We turned and headed out the door without saying anything immediately. She had also put on lipstick, light-red, and earrings. The earrings were gold rings about the size of a quarter and showed with dramatic effect due to her ultra-short hair. Other than the lipstick, I couldn’t tell if she was wearing make-up. Hers is the sort of beauty that either doesn’t require make-up or else is the result of very expertly applied make-up. I was struck once again by the striking beauty of her eyes — large round eyes, the whites in sharp contrast to her skin. She may have had eye shadow… I wasn’t sure and didn’t want to peer too closely. These observations came from side-ways glances during the short walk to the restaurant. The conversation during that walk consisted of sanitized small-talk, which suited me just fine. When we reached Sid’s Seafood Grill, Ms. Cryer let me hold the door for her as we went in. I also held the door for a young couple entering immediately after us. They had just stepped out of a black sport-utility vehicle parked at the curb in front of the restaurant.
I had to pause briefly inside the door to let my eyes adjust to the dim lighting. The same blonde woman was sitting at the same spot at the bar. It looked as if she hadn’t moved. She still had a cigarette in her hands and a drink sitting on the bar in front of her. The rest of the bar was empty; the two men had apparently left.
I noticed a surprised and slightly amused expression cross Ms. Cryer’s face when I gave my name and mentioned our reservation, but she didn’t say anything. The couple that had followed us in did not have a reservation but were shown a table in the non-smoking section along with us. Most of the tables were still empty at this point.
Ms. Cryer informed me that all of the food on the menu was good but that the swordfish, crab, and fillet of sole were especially good. I decided on swordfish.
Before making another attempt to explain the banking debacle I wanted some idea of Ms. Cryer’s educational background. My guess was that she had a college degree. I hoped so. It would be even better if it were in the sciences instead of the humanities. Not wanting to seem too intrusive I gingerly broached the subject and learned to my delight that she had been a computer science major at Northwestern.
“That’s great,” I exclaimed, “so you can follow the details of the computer mix-up at the bank.”
“Yes,” she replied coldly. “I know what a hacker is and I understand the world in which they operate.”
So I was a hacker in her eyes.
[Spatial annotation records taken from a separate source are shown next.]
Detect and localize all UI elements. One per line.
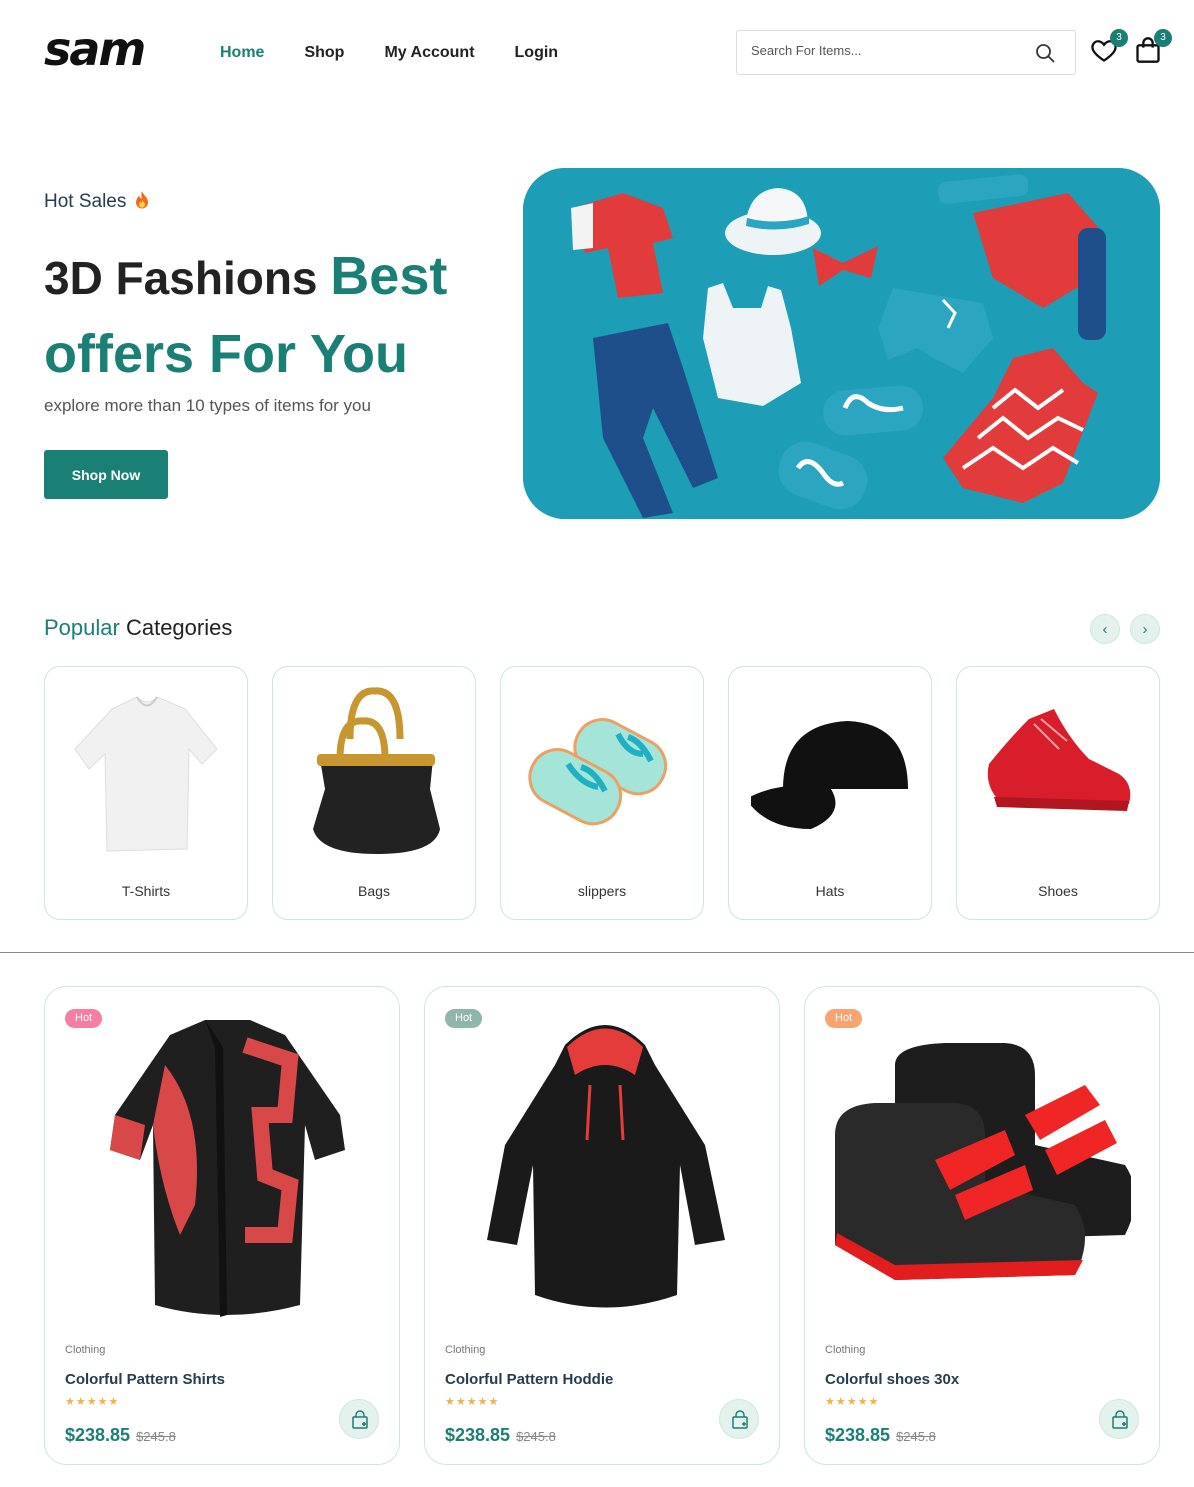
- product-card[interactable]: Hot Clothing Colorful Pattern Hoddie ★★★…: [424, 986, 780, 1465]
- current-price: $238.85: [825, 1425, 891, 1445]
- bag-image: [313, 687, 440, 854]
- site-header: sam Home Shop My Account Login 3 3: [0, 0, 1194, 106]
- section-divider: [0, 952, 1194, 953]
- category-label: slippers: [577, 883, 627, 899]
- add-to-cart-button[interactable]: [719, 1399, 759, 1439]
- wishlist-count-badge: 3: [1110, 29, 1128, 47]
- clothing-collage-illustration: [523, 168, 1160, 519]
- current-price: $238.85: [65, 1425, 131, 1445]
- nav-home[interactable]: Home: [220, 44, 264, 62]
- hero-title-plain: 3D Fashions: [44, 252, 331, 304]
- carousel-next-button[interactable]: ›: [1130, 614, 1160, 644]
- product-card[interactable]: Hot Clothing Colorful Pattern Shirts ★★★…: [44, 986, 400, 1465]
- category-card-shoes[interactable]: Shoes: [956, 666, 1160, 920]
- search-box: [736, 30, 1076, 75]
- popular-categories-heading: Popular Categories: [44, 615, 232, 641]
- category-card-tshirts[interactable]: T-Shirts: [44, 666, 248, 920]
- search-input[interactable]: [751, 43, 1021, 58]
- hero-title-highlight-1: Best: [330, 246, 448, 306]
- rating-stars: ★★★★★: [825, 1396, 880, 1408]
- category-label: Bags: [358, 883, 390, 899]
- product-price: $238.85 $245.8: [825, 1425, 936, 1446]
- heading-highlight: Popular: [44, 615, 120, 640]
- old-price: $245.8: [516, 1429, 556, 1444]
- brand-logo[interactable]: sam: [44, 22, 146, 76]
- chevron-left-icon: ‹: [1102, 621, 1108, 638]
- category-card-slippers[interactable]: slippers: [500, 666, 704, 920]
- product-category: Clothing: [825, 1344, 866, 1356]
- carousel-prev-button[interactable]: ‹: [1090, 614, 1120, 644]
- nav-my-account[interactable]: My Account: [384, 44, 474, 62]
- cart-button[interactable]: 3: [1134, 29, 1172, 66]
- add-to-cart-button[interactable]: [1099, 1399, 1139, 1439]
- product-price: $238.85 $245.8: [445, 1425, 556, 1446]
- shop-now-button[interactable]: Shop Now: [44, 450, 168, 499]
- rating-stars: ★★★★★: [445, 1396, 500, 1408]
- category-card-bags[interactable]: Bags: [272, 666, 476, 920]
- hero-title: 3D Fashions Best offers For You: [44, 238, 484, 394]
- product-name[interactable]: Colorful Pattern Shirts: [65, 1371, 225, 1388]
- hero-title-highlight-2: offers For You: [44, 324, 409, 384]
- cart-count-badge: 3: [1154, 29, 1172, 47]
- tshirt-image: [74, 696, 218, 852]
- hero-banner-image: [523, 168, 1160, 519]
- category-label: Shoes: [1038, 883, 1078, 899]
- chevron-right-icon: ›: [1142, 621, 1148, 638]
- heading-rest: Categories: [119, 615, 233, 640]
- category-label: Hats: [815, 883, 845, 899]
- fire-icon: [135, 191, 148, 209]
- nav-shop[interactable]: Shop: [304, 44, 344, 62]
- slippers-image: [528, 718, 668, 826]
- product-card[interactable]: Hot Clothing Colorful shoes 30x ★★★★★ $2…: [804, 986, 1160, 1465]
- product-image-shirt: [110, 1020, 345, 1317]
- hero-tag-text: Hot Sales: [44, 191, 127, 212]
- hero-tag: Hot Sales: [44, 190, 150, 213]
- category-label: T-Shirts: [121, 883, 171, 899]
- product-name[interactable]: Colorful Pattern Hoddie: [445, 1371, 613, 1388]
- product-category: Clothing: [445, 1344, 486, 1356]
- cart-add-icon: [732, 1410, 748, 1429]
- wishlist-button[interactable]: 3: [1090, 29, 1128, 66]
- add-to-cart-button[interactable]: [339, 1399, 379, 1439]
- product-name[interactable]: Colorful shoes 30x: [825, 1371, 959, 1388]
- cart-add-icon: [1112, 1410, 1128, 1429]
- cap-image: [751, 721, 908, 829]
- old-price: $245.8: [896, 1429, 936, 1444]
- main-nav: Home Shop My Account Login: [220, 44, 598, 62]
- product-image-hoodie: [487, 1025, 725, 1308]
- product-category: Clothing: [65, 1344, 106, 1356]
- product-image-shoes: [835, 1043, 1131, 1280]
- rating-stars: ★★★★★: [65, 1396, 120, 1408]
- current-price: $238.85: [445, 1425, 511, 1445]
- sneaker-image: [987, 709, 1131, 811]
- old-price: $245.8: [136, 1429, 176, 1444]
- cart-add-icon: [352, 1410, 368, 1429]
- nav-login[interactable]: Login: [515, 44, 559, 62]
- product-price: $238.85 $245.8: [65, 1425, 176, 1446]
- hero-subtitle: explore more than 10 types of items for …: [44, 396, 371, 415]
- category-card-hats[interactable]: Hats: [728, 666, 932, 920]
- search-icon[interactable]: [1035, 43, 1055, 63]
Yuck. Time to start explaining. “It isn’t like that,” I said.
“Then what were you doing messing around with banking transactions?”
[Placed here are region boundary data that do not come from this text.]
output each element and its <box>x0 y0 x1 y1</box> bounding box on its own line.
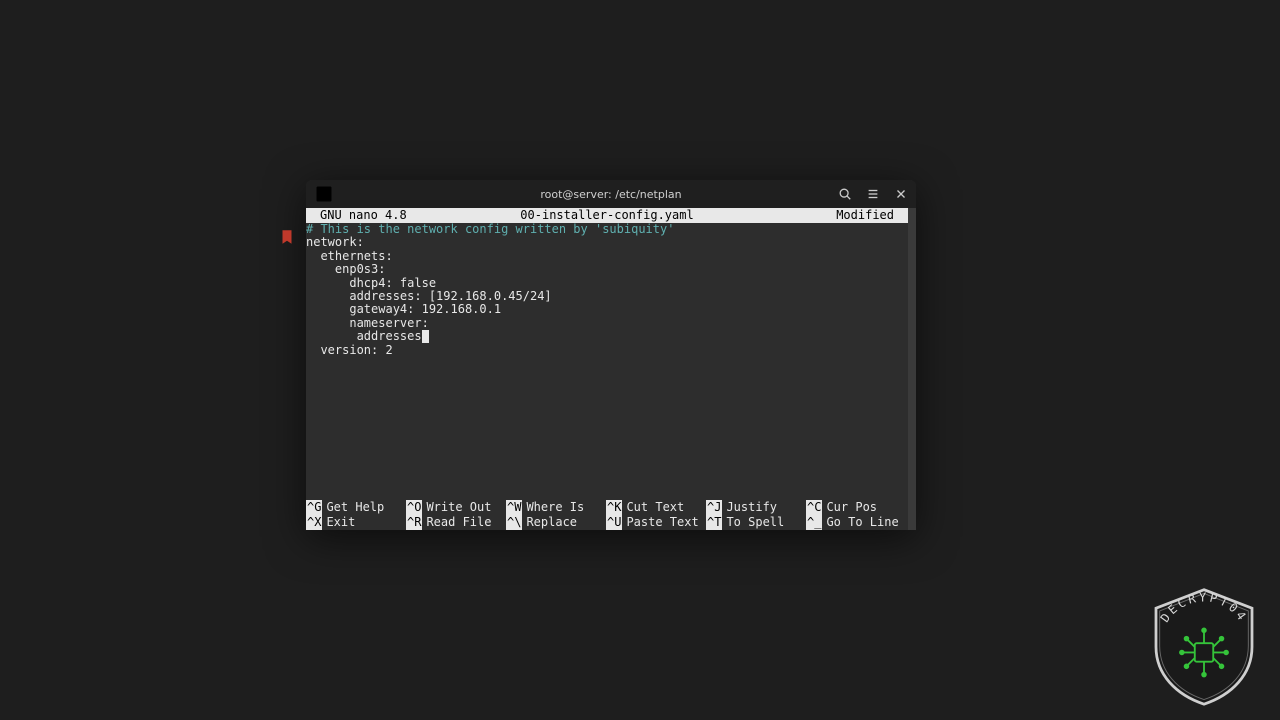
file-line: addresses <box>306 329 422 343</box>
shortcut: ^XExit <box>306 515 406 530</box>
shortcut: ^OWrite Out <box>406 500 506 515</box>
file-line: enp0s3: <box>306 262 385 276</box>
nano-filename: 00-installer-config.yaml <box>306 208 908 223</box>
shortcut: ^RRead File <box>406 515 506 530</box>
shortcut: ^TTo Spell <box>706 515 806 530</box>
file-line: ethernets: <box>306 249 393 263</box>
bookmark-icon <box>278 228 296 246</box>
shortcut: ^GGet Help <box>306 500 406 515</box>
editor-area[interactable]: # This is the network config written by … <box>306 223 908 500</box>
nano-header: GNU nano 4.8 00-installer-config.yaml Mo… <box>306 208 908 223</box>
shortcut: ^WWhere Is <box>506 500 606 515</box>
comment-line: # This is the network config written by … <box>306 222 674 236</box>
window-titlebar: root@server: /etc/netplan <box>306 180 916 208</box>
window-title: root@server: /etc/netplan <box>306 188 916 201</box>
shortcut: ^UPaste Text <box>606 515 706 530</box>
shortcut: ^KCut Text <box>606 500 706 515</box>
file-line: gateway4: 192.168.0.1 <box>306 302 501 316</box>
footer-row-1: ^GGet Help ^OWrite Out ^WWhere Is ^KCut … <box>306 500 908 515</box>
file-line: nameserver: <box>306 316 429 330</box>
shortcut: ^JJustify <box>706 500 806 515</box>
nano-status: Modified <box>836 208 894 223</box>
menu-icon[interactable] <box>864 185 882 203</box>
scrollbar[interactable] <box>908 208 916 530</box>
file-line: version: 2 <box>306 343 393 357</box>
terminal-body[interactable]: GNU nano 4.8 00-installer-config.yaml Mo… <box>306 208 916 530</box>
shortcut: ^_Go To Line <box>806 515 906 530</box>
file-line: dhcp4: false <box>306 276 436 290</box>
terminal-window: root@server: /etc/netplan GNU nano 4.8 0… <box>306 180 916 530</box>
shortcut: ^CCur Pos <box>806 500 906 515</box>
footer-row-2: ^XExit ^RRead File ^\Replace ^UPaste Tex… <box>306 515 908 530</box>
text-cursor <box>422 330 429 343</box>
shortcut: ^\Replace <box>506 515 606 530</box>
file-line: addresses: [192.168.0.45/24] <box>306 289 552 303</box>
watermark-logo: DECRYPT04 <box>1148 586 1260 706</box>
close-icon[interactable] <box>892 185 910 203</box>
search-icon[interactable] <box>836 185 854 203</box>
file-line: network: <box>306 235 364 249</box>
nano-footer: ^GGet Help ^OWrite Out ^WWhere Is ^KCut … <box>306 500 908 530</box>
“All I really wanted to do was prove a point,” I began. “It is my contention that nobody is making full use of the tools that are readily available for computer security. Sure, everybody worries about hackers and most people are careful to use passwords and stuff like that, but there is much more that can be done. Much more can be done by hackers than merely guessing passwords, and much more can be done by honest computer users to thwart hackers. We’ve come a long way since movies like War Games. Yet, most people don’t recognize that, including people that most definitely should.”